GROUP SEX

  
“Bodies of Knowledge”

Recently some have argued that, since significant new HIV infection occurs among gay men, we should abandon current safer sex strategies and supplant our diverse sexual landscape with a new, unified communal norm: serial monogamy. People turn their guns on monogamy’s greatest enemy: a core group of “multipartnerists.” They are said to pose a danger to all gay men because they occasionally carry infection beyond the core. This attack ignores individual lives. In an age when many consistently practice safer sex, the rate of partner change no longer determines infection rates. For the epidemic, the relevant activity is unprotected anal sex between partners of different serostatus. Effective AIDS prevention has to target individuals and their situations rather than membership in a group that has to be identified differently in an age of safer sex. To scapegoat a core group invites measures to eliminate its activities -- measures that curtail freedom and waste prevention resources.

It’s my experience that multipartner sex can be compatible with, even foster, a healthy sexual ecology. For more than a dozen years I’ve been a more-or-less promiscuous practitioner of my version of safer sex, a personal expansion of the hoary old slogan: “Come on me not in me.” In my sex life I stress non-penetrative sex acts, wear condoms for my infrequent anal sex, do not use condoms for oral sex but do not take ejaculate into my mouth. This will seem unacceptably risky to some gay men and unaccountably stodgy to others; I support them all in their right to make their sexual decisions and ask that they refrain from interfering with mine. I’m middle-aged and remain HIV-negative. Though I’m not immune from an occasional, short-term, low-grade AIDS-induced panic, fear has ceased to be the primary reason I keep safe. Applying the lessons that community activism taught me, I now have sex to promote personal, partner and group well-being, and persist in believing that the best long-range prevention, supporting habits to be maintained over a lifetime, will be fueled by desire rather than fear.

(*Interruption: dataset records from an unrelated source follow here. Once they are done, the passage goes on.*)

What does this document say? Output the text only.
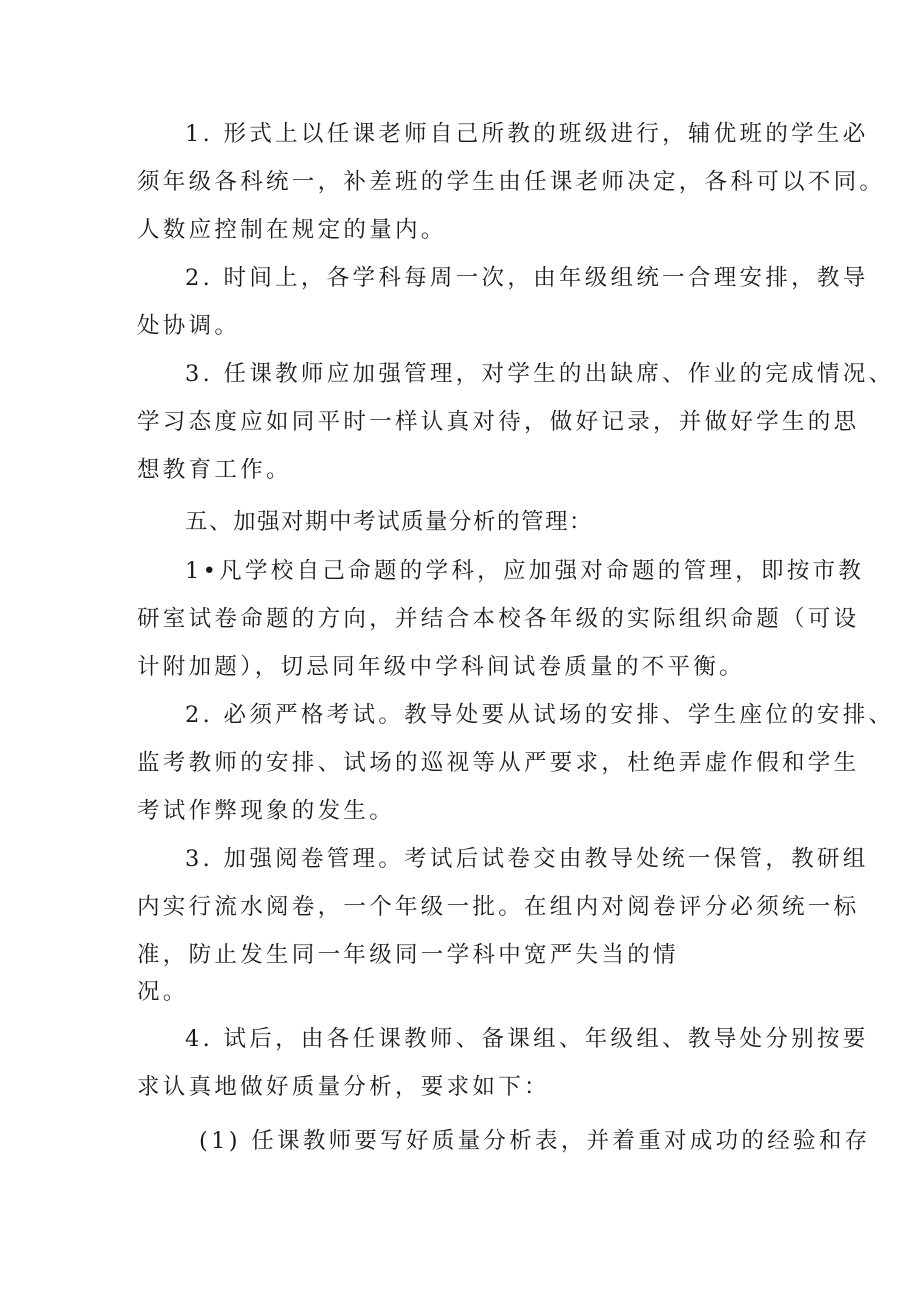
1. 形式上以任课老师自己所教的班级进行，辅优班的学生必
须年级各科统一，补差班的学生由任课老师决定，各科可以不同。
人数应控制在规定的量内。
2. 时间上，各学科每周一次，由年级组统一合理安排，教导
处协调。
3. 任课教师应加强管理，对学生的出缺席、作业的完成情况、
学习态度应如同平时一样认真对待，做好记录，并做好学生的思
想教育工作。
五、加强对期中考试质量分析的管理：
1•凡学校自己命题的学科，应加强对命题的管理，即按市教
研室试卷命题的方向，并结合本校各年级的实际组织命题（可设
计附加题），切忌同年级中学科间试卷质量的不平衡。
2. 必须严格考试。教导处要从试场的安排、学生座位的安排、
监考教师的安排、试场的巡视等从严要求，杜绝弄虚作假和学生
考试作弊现象的发生。
3. 加强阅卷管理。考试后试卷交由教导处统一保管，教研组
内实行流水阅卷，一个年级一批。在组内对阅卷评分必须统一标
准，防止发生同一年级同一学科中宽严失当的情
况。
4. 试后，由各任课教师、备课组、年级组、教导处分别按要
求认真地做好质量分析，要求如下：
(1) 任课教师要写好质量分析表，并着重对成功的经验和存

No one can make a blueprint for something as fragile and subject to flux as a sex act is. During this epidemic my personal sexual lexicon has been consistent with health and pleasure, but I don’t elevate it to a universally-applicable law. Safer promiscuity is not the right prevention strategy for every gay man. But many men have practiced it successfully throughout the epidemic, men for whom multipartnerism has not been a threat to safety but a source. I resent the call by gay journalists to close down the very establishments that enable our practice of safer sex. In Stonewall’s home, New York City police have for the past three years regularly infiltrated and closed gay cinemas, bars and clubs in the name of safety.

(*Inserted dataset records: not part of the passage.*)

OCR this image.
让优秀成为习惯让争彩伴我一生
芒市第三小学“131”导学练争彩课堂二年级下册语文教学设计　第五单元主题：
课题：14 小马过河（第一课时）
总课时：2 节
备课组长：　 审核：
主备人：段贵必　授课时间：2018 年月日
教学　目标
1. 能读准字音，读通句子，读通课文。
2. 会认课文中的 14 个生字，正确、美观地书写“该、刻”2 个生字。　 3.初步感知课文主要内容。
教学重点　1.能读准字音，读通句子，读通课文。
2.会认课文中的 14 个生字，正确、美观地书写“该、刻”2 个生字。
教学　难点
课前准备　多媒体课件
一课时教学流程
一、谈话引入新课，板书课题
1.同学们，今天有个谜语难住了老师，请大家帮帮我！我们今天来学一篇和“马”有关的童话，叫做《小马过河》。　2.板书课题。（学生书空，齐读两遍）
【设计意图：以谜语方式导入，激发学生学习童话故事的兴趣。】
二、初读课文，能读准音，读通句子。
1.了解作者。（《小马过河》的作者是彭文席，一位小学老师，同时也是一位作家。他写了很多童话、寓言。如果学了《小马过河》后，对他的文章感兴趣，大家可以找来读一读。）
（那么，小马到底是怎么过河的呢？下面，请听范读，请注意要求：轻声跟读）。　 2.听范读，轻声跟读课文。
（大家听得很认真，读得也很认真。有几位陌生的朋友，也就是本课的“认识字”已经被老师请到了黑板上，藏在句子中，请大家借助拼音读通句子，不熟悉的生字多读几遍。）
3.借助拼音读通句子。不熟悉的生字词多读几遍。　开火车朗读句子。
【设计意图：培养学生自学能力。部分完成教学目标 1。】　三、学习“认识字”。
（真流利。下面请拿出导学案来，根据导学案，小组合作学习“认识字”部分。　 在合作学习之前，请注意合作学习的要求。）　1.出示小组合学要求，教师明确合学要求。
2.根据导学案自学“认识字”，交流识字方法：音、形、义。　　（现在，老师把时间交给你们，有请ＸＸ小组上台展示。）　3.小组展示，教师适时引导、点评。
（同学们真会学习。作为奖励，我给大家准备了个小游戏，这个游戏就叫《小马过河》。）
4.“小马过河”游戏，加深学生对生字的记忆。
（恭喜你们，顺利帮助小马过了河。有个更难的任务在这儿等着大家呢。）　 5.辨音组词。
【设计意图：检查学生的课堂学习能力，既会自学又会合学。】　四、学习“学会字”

Yet public gay sex today is overwhelmingly manual or oral, and in many sex clubs an unspoken taboo curtails anal sex without condoms. For some men, closing these spaces eliminates a communal inducement to safety and moves sex to an arena that’s risky for them: a strange bedroom. Community norms can promote safer sex; communal sex is one way. And when safer sex becomes the norm at a commercial establishment, it can promote safer sex in other contexts. Closing sex spaces has interfered with my own practice of safer sex and diminished the pleasure I share with dozens of other gay men in any given year, interactions that I and they cherish, interactions that strengthen the web and fabric of gay New York City. 

During this epidemic every sexually-active gay man has attained a body of knowledge. Hundreds of thousands of gay men have altered their sexual expression to devise safer models that more nearly meet their needs than monogamy could. Pooling these bodies of knowledge would be a more effective prevention project than eliminating the promiscuous. AIDS prevention today needs to speak to young gay men who have no direct experience of AIDS, to older men who no longer fear the disease, and to men who live beyond core gay neighborhoods. More than emergency measures, today’s strategies have to exploit the hope engendered by more effective AIDS treatments and help men integrate low-risk sexual activities into lives they actually want to live.

Like earlier generations of gay liberationists, I acknowledge the genuine power of multipartner sex. In a quest to subvert the current order, some queers have found a polygamy of potential -- that anyone might be anyone else’s lover -- a useful tool for opening up the airless, asocial closed circuit of the state-sanctioned couple. I shudder at the notion of a queer nation reduced to such couples in the aggregate. So I issue a challenge to my fellow sexual libertarians, irrespective of serostatus.

Time is past due for a prevention activism to augment our treatment activism and transform all our sexual spaces. Gay male sexual culture will be healthier when it’s infused with a sense of community, and every individual gay man shares in the well-being of every man he has sex with and, by extension, all gay men -- and better sex for our tribe than a series of fear-induced marriages. But unless we go out and claim our public sexual space, forces from inside and outside our community will work to take it from us. We libertines know, sexual health is a lot more than freedom from a pathogen. Safer sex is unsustainable unless it engages individuals to make personal decisions that promote their sexual pleasure, which, in a time of plague, will be the project of a new AIDS prevention activism.